First, consider the following result contained here in Lemma 1.1 (p.2) (Scaling invariance property of Brownian motion). Then
For a function $f$, we define the upper and lower right derivatives $$D^* f(t)=\limsup\limits_{h\downarrow0}\frac{f(t+h)-f(t)}{h}\tag{1}$$ $$D_* f(t)=\liminf\limits_{h\downarrow0}\frac{f(t+h)-f(t)}{h}\tag{2}$$ [...]
Given a standard Brownian motion $(B(n))_n$, by Lemma 1.1 (p.2) we construct a further Brownian motion $(X(n))_n$ (as stated there, $X(n)=\frac{1}{a}B(a^2 n)$).
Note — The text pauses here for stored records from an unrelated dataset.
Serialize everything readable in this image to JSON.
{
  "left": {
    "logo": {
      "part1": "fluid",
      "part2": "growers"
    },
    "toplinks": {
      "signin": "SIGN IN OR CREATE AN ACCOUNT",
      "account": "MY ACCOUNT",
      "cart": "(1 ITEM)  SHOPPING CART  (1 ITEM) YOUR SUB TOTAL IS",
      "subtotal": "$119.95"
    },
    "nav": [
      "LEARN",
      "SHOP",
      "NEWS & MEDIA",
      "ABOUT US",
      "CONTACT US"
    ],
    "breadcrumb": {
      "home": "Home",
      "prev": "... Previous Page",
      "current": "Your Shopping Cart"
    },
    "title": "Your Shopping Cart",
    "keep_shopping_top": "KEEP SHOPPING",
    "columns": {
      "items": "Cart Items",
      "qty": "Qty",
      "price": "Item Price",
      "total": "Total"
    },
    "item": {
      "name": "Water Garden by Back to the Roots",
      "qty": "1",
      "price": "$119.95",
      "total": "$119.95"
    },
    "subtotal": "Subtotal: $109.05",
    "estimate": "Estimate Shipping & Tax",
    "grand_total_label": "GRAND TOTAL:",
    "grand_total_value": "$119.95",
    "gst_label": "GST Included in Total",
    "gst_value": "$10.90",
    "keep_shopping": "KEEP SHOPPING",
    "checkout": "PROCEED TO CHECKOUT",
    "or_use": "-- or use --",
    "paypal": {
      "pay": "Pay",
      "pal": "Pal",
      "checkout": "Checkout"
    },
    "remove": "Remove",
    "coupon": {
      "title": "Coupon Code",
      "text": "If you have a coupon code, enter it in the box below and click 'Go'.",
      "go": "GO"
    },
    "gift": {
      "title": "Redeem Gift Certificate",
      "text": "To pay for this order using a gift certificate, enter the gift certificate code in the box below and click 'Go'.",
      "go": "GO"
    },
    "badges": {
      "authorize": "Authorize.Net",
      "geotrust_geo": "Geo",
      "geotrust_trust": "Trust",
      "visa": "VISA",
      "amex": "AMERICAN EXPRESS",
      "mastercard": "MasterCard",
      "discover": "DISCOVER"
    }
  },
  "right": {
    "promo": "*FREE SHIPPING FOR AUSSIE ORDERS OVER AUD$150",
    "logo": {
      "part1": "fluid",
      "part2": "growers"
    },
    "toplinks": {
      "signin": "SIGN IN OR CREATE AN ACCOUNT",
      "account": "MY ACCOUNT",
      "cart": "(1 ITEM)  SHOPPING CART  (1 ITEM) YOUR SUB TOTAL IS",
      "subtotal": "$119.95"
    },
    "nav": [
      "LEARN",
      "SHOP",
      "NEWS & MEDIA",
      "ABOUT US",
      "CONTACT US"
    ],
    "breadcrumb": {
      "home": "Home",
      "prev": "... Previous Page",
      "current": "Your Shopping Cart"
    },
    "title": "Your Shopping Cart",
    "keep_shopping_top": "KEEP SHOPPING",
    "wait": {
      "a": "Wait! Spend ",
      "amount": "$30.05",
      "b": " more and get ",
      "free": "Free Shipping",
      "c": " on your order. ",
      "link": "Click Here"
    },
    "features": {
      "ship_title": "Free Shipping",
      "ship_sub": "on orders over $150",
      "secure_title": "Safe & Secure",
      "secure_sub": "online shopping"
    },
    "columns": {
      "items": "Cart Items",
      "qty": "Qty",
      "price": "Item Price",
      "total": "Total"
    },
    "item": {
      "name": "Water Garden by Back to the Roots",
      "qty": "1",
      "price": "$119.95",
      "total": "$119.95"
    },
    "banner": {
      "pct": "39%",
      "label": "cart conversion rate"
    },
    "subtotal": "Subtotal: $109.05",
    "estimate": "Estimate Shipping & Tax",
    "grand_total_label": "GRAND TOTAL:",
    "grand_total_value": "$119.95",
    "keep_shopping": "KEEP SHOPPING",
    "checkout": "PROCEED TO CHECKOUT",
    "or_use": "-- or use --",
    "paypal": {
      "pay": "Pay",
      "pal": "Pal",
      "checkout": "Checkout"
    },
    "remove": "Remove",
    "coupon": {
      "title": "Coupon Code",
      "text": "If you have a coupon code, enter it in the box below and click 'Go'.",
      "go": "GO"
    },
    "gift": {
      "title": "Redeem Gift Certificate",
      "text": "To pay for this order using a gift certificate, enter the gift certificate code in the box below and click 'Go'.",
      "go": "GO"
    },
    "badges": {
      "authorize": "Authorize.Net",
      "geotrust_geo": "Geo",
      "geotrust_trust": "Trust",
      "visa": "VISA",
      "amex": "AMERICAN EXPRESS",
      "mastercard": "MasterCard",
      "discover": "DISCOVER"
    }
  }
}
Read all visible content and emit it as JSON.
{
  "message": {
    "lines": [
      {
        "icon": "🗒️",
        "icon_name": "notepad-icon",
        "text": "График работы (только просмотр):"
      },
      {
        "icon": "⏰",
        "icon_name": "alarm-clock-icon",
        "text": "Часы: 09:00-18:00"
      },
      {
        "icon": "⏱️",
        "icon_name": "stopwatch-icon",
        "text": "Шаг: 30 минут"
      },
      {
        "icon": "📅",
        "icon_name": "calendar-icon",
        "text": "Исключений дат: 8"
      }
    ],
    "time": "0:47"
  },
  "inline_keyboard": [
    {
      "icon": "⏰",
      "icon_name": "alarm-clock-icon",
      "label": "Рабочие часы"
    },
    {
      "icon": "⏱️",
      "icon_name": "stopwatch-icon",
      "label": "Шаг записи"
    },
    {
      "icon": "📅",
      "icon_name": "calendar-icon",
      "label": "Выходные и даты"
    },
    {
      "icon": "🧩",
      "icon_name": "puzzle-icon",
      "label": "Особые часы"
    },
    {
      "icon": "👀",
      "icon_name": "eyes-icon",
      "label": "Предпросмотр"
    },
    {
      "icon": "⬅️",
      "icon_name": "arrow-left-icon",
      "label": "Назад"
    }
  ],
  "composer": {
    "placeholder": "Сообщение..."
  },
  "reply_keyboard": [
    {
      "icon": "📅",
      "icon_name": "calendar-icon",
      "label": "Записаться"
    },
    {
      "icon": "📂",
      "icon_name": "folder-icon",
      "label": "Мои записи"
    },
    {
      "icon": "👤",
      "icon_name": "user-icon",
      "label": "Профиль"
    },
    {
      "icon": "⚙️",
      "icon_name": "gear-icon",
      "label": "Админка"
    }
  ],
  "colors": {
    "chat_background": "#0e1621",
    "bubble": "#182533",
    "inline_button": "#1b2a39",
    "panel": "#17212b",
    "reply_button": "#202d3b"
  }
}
Then: $$D^* X(0)\color{red}{\ge}\limsup_{n\to\infty}\frac{X\left(\frac{1}{n}\right)-X(0)}{\frac{1}{n}}\color{red}{\ge}\limsup_{n\to\infty}\sqrt{n}X\left(\frac{1}{n}\right)\tag{3}$$ [...]
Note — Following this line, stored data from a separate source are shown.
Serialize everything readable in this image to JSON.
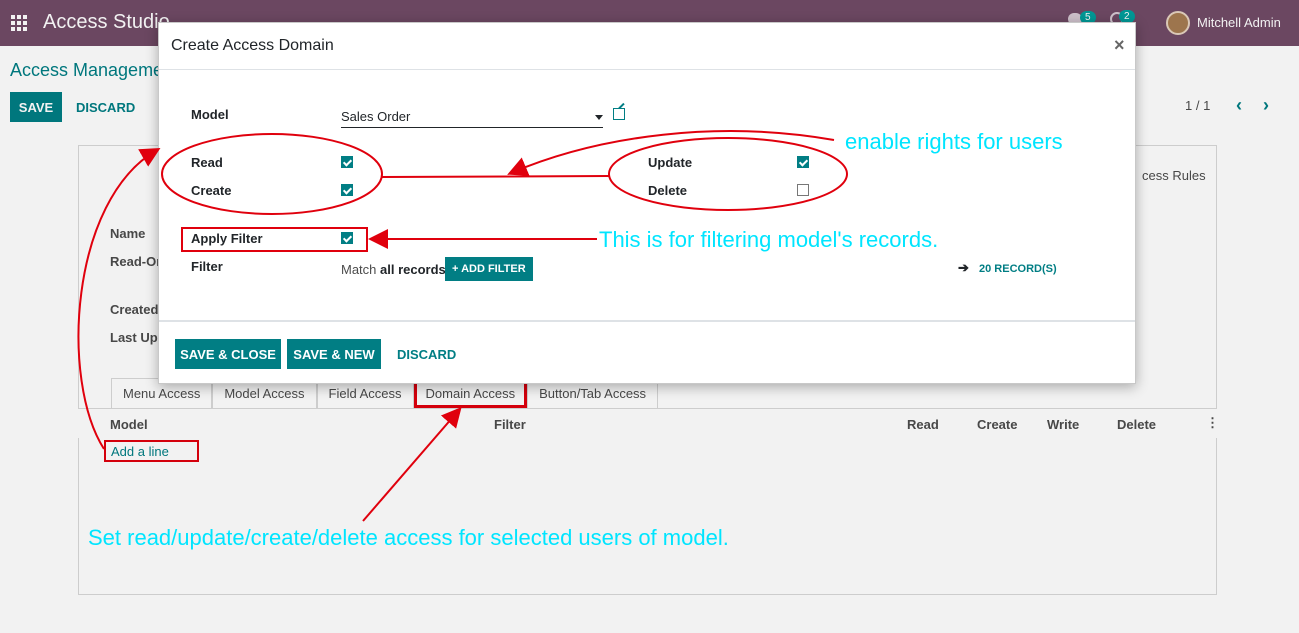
{
  "navbar": {
    "app_title": "Access Studio",
    "messages_count": "5",
    "activities_count": "2",
    "user_name": "Mitchell Admin"
  },
  "control_panel": {
    "breadcrumb": "Access Manageme",
    "save_label": "SAVE",
    "discard_label": "DISCARD",
    "pager": "1 / 1"
  },
  "form": {
    "name_label": "Name",
    "readonly_label": "Read-On",
    "created_label": "Created",
    "last_updated_label": "Last Upd",
    "rules_label": "cess Rules"
  },
  "tabs": [
    {
      "label": "Menu Access"
    },
    {
      "label": "Model Access"
    },
    {
      "label": "Field Access"
    },
    {
      "label": "Domain Access"
    },
    {
      "label": "Button/Tab Access"
    }
  ],
  "table": {
    "columns": [
      "Model",
      "Filter",
      "Read",
      "Create",
      "Write",
      "Delete"
    ],
    "add_line": "Add a line"
  },
  "modal": {
    "title": "Create Access Domain",
    "close": "×",
    "model_label": "Model",
    "model_value": "Sales Order",
    "read_label": "Read",
    "read_checked": true,
    "create_label": "Create",
    "create_checked": true,
    "update_label": "Update",
    "update_checked": true,
    "delete_label": "Delete",
    "delete_checked": false,
    "apply_filter_label": "Apply Filter",
    "apply_filter_checked": true,
    "filter_label": "Filter",
    "match_prefix": "Match",
    "match_bold": "all records",
    "add_filter": "+ ADD FILTER",
    "records_count": "20 RECORD(S)",
    "save_close": "SAVE & CLOSE",
    "save_new": "SAVE & NEW",
    "discard": "DISCARD"
  },
  "annotations": {
    "rights_note": "enable rights for users",
    "filter_note": "This is for filtering model's records.",
    "access_note": "Set read/update/create/delete access for selected users of model.",
    "annotation_color": "#00e5ff",
    "marker_color": "#e0000d"
  },
  "colors": {
    "navbar": "#714b67",
    "primary": "#017e84"
  }
}
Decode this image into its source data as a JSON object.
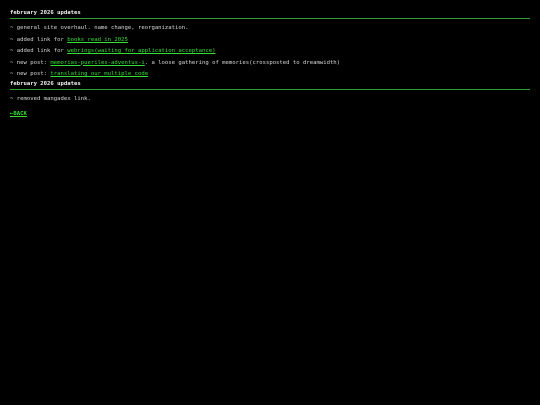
{
  "sections": [
    {
      "title": "february 2026 updates",
      "items": [
        {
          "bullet": "~",
          "before": " general site overhaul. name change, reorganization.",
          "link": "",
          "after": ""
        },
        {
          "bullet": "~",
          "before": " added link for ",
          "link": "books read in 2025",
          "after": ""
        },
        {
          "bullet": "~",
          "before": " added link for ",
          "link": "webrings(waiting for application acceptance)",
          "after": ""
        },
        {
          "bullet": "~",
          "before": " new post: ",
          "link": "memorias-pueriles-adventus-i",
          "after": ". a loose gathering of memories(crossposted to dreamwidth)"
        },
        {
          "bullet": "~",
          "before": " new post: ",
          "link": "translating our multiple code",
          "after": ""
        }
      ]
    },
    {
      "title": "february 2026 updates",
      "items": [
        {
          "bullet": "~",
          "before": " removed mangadex link.",
          "link": "",
          "after": ""
        }
      ]
    }
  ],
  "back_link": "←BACK",
  "colors": {
    "background": "#000000",
    "text": "#d8d8d8",
    "link": "#33e033",
    "rule": "#2e9b2e"
  }
}
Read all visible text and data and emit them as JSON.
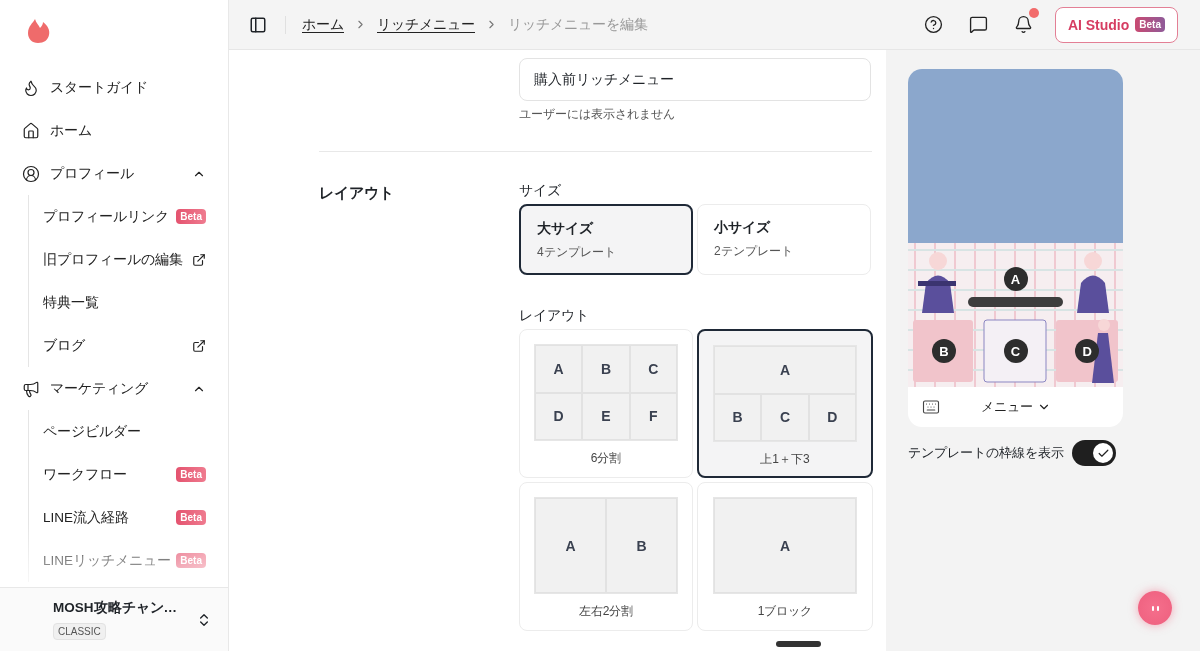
{
  "sidebar": {
    "items": [
      {
        "kind": "link",
        "label": "スタートガイド"
      },
      {
        "kind": "link",
        "label": "ホーム"
      },
      {
        "kind": "group",
        "label": "プロフィール",
        "expanded": true,
        "children": [
          {
            "label": "プロフィールリンク",
            "badge": "Beta"
          },
          {
            "label": "旧プロフィールの編集",
            "external": true
          },
          {
            "label": "特典一覧"
          },
          {
            "label": "ブログ",
            "external": true
          }
        ]
      },
      {
        "kind": "group",
        "label": "マーケティング",
        "expanded": true,
        "children": [
          {
            "label": "ページビルダー"
          },
          {
            "label": "ワークフロー",
            "badge": "Beta"
          },
          {
            "label": "LINE流入経路",
            "badge": "Beta"
          },
          {
            "label": "LINEリッチメニュー",
            "badge": "Beta"
          }
        ]
      }
    ],
    "account": {
      "name": "MOSH攻略チャン…",
      "plan": "CLASSIC"
    }
  },
  "header": {
    "breadcrumbs": [
      {
        "label": "ホーム",
        "link": true
      },
      {
        "label": "リッチメニュー",
        "link": true
      },
      {
        "label": "リッチメニューを編集",
        "link": false
      }
    ],
    "notification": true,
    "ai_button": {
      "label": "AI Studio",
      "badge": "Beta"
    }
  },
  "form": {
    "name_field": {
      "value": "購入前リッチメニュー",
      "hint": "ユーザーには表示されません"
    },
    "layout_section": {
      "title": "レイアウト",
      "size_label": "サイズ",
      "sizes": [
        {
          "title": "大サイズ",
          "sub": "4テンプレート",
          "selected": true
        },
        {
          "title": "小サイズ",
          "sub": "2テンプレート",
          "selected": false
        }
      ],
      "layout_label": "レイアウト",
      "layouts": [
        {
          "label": "6分割",
          "rows": [
            [
              "A",
              "B",
              "C"
            ],
            [
              "D",
              "E",
              "F"
            ]
          ],
          "selected": false
        },
        {
          "label": "上1＋下3",
          "rows": [
            [
              {
                "text": "A",
                "colspan": 3
              }
            ],
            [
              "B",
              "C",
              "D"
            ]
          ],
          "selected": true
        },
        {
          "label": "左右2分割",
          "rows": [
            [
              "A",
              "B"
            ]
          ],
          "selected": false
        },
        {
          "label": "1ブロック",
          "rows": [
            [
              "A"
            ]
          ],
          "selected": false
        }
      ]
    }
  },
  "preview": {
    "regions": [
      [
        "A"
      ],
      [
        "B",
        "C",
        "D"
      ]
    ],
    "menu_label": "メニュー",
    "toggle": {
      "label": "テンプレートの枠線を表示",
      "on": true
    }
  }
}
I cannot understand the two $\color{red}{\text{red}}$ inequalities above in $(3)$:
- As to the first one: I would expect, by definition $(1)$, that $D^* X(0)\color{red}{=}\limsup_{n\to\infty}\frac{X\left(\frac{1}{n}\right)-X(0)}{\frac{1}{n}}$ and not that $D^* X(0)\color{red}{\ge}\limsup_{n\to\infty}\frac{X\left(\frac{1}{n}\right)-X(0)}{\frac{1}{n}}$. Why is it that way?
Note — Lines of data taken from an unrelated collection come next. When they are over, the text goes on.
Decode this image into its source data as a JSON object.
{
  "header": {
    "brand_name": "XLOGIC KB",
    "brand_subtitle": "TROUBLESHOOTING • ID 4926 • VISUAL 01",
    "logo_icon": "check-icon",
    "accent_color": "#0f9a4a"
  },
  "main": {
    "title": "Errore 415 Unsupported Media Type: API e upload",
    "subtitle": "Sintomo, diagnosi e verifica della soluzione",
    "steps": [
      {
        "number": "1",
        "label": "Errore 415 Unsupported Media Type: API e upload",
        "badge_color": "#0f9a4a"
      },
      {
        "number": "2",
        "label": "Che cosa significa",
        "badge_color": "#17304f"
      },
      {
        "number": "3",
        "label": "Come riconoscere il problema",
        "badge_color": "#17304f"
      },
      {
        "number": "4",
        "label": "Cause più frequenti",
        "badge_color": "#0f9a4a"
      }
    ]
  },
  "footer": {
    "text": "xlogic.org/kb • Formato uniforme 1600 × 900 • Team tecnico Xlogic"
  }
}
- As to the second one: why does it hold true that $\limsup_{n\to\infty}\frac{X\left(\frac{1}{n}\right)-X(0)}{\frac{1}{n}}\color{red}{\ge}\limsup_{n\to\infty}\sqrt{n}X\left(\frac{1}{n}\right)$? How can one make a comparison between the $\limsup$ of $\frac{X\left(\frac{1}{n}\right)-X(0)}{\frac{1}{n}}$ and the $\limsup$ of $\sqrt{n}X\left(\frac{1}{n}\right)$?